I have been thinking about auto-focus for my cheap Chinese laser (CCL), I will need to address the following if it’s going to work:
Batch or real-time processing,
Separate processing system or an adaptation of existing system
Scan entire surface and hold a “topographical” map that directs bed height by:
a, independently modifying the Z axis directly as the laser moves
b, processing the “g code” to add Z axis commands
A computational intensive solution that, I think, will add significant time to any job.
I do like the LIDAR as mentioned by @takitus but it would need to be modified, its specs state: Accuracy: +/- 2.5cm at distances greater than 1m
My favoured solution is a completely independent system that can be switched in as needed. “Point scan” the surface adjacent to the beam/material interface and modifying the Z axis directly as the laser moves. Take three measurements of the height of the material under the laser head, take the average and adjust the Z axis appropriately.
There are still a number of issues I need to get think about but I’ll get there.
Yes, I agree. A simpler approach might be to make a 5x5, 10x10, ?x?, array of depth measurements over the entire surface in order to approximate its shape, and use that model in the wide angle image correction algorithm. I’m getting out of my depth here, though.

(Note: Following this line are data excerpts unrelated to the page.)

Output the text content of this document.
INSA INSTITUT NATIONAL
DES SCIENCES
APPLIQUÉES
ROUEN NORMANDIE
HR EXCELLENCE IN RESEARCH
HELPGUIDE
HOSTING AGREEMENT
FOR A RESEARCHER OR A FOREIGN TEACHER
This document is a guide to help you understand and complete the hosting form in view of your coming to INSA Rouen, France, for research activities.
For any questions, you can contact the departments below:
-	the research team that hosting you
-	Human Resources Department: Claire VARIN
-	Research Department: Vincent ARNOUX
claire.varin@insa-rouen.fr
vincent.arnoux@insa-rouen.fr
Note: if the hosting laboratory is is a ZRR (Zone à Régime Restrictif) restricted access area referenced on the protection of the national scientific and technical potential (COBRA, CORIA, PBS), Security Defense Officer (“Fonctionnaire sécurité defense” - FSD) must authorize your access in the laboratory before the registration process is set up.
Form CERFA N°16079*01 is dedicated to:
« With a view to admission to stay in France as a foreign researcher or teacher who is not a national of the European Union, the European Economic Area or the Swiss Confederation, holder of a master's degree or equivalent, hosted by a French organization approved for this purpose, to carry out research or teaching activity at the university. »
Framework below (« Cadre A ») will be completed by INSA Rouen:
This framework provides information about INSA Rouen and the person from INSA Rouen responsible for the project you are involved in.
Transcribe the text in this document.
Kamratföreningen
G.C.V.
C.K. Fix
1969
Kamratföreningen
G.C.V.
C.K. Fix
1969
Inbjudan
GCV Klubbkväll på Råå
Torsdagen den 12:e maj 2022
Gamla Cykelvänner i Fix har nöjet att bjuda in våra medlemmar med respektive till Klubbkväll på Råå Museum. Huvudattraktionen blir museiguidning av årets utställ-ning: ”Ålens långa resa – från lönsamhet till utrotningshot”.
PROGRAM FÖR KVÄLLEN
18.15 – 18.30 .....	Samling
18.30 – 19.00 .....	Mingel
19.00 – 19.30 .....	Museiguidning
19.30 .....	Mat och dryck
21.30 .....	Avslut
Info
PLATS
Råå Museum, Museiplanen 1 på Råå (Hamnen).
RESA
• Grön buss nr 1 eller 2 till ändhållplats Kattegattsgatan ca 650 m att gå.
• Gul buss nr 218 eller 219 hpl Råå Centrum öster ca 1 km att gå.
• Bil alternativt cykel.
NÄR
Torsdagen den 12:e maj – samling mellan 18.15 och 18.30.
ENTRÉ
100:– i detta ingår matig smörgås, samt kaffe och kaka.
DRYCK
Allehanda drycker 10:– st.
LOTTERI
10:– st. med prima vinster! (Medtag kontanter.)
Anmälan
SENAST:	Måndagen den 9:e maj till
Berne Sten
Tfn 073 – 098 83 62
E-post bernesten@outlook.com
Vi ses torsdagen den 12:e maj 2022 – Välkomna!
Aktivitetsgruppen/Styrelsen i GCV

I think you might be looking for something like this – it’s a time-of-flight-based IR distance sensor that’s supposedly good to 1mm at distances from 5-200mm. FWIW, my vote would be for b, producing a foo_adjusted.gcode file based on an interpolated topo map, because that leverages the existing firmware that already knows how to do smooth paths from one place to another. (And in most cases you won’t need a very detailed map, because if the material is that screwy you’re already in the weeds.)
Thank you @paulw three of those will do the trick just nicely.
I get what you’re saying about b. and if I were looking for a system to put into production I’d probably investigate that solution more. As it is, I’m going for the QDOS approach, easy to implement, puts no additional processing strain on existing systems and, once completed, just about anybody will be able to modify their CCLs to auto-focus.
I read this one a couple days after, but now feels like a decent time to say.
While I think this is some great high end thinking here, is it possible we are thinking about this too hard?
Shouldn’t we have the expectation that proof grade would not have warping unless stored improperly, but by the very measure of it being proof grade, means it would be free of defect and optimal for lasering?
I don’t expect to worry about any proof grade materials… Or is this way off base?
Warping post-production isn’t a defect as much as it is a result of the storage conditions. Once it’s left GF’s shipping department it’s at the mercy of the world.
Plastics & leather will be relatively unaffected. Thicker woods somewhat affected by environmental conditions and storage. Thin wood potentially affected a lot.
What you should expect is that a 1/2" thick piece of maple is spot on 1/2" over its entire length & width, no loose or maybe not any, knots, smoothly finished and ready to use without additional prep.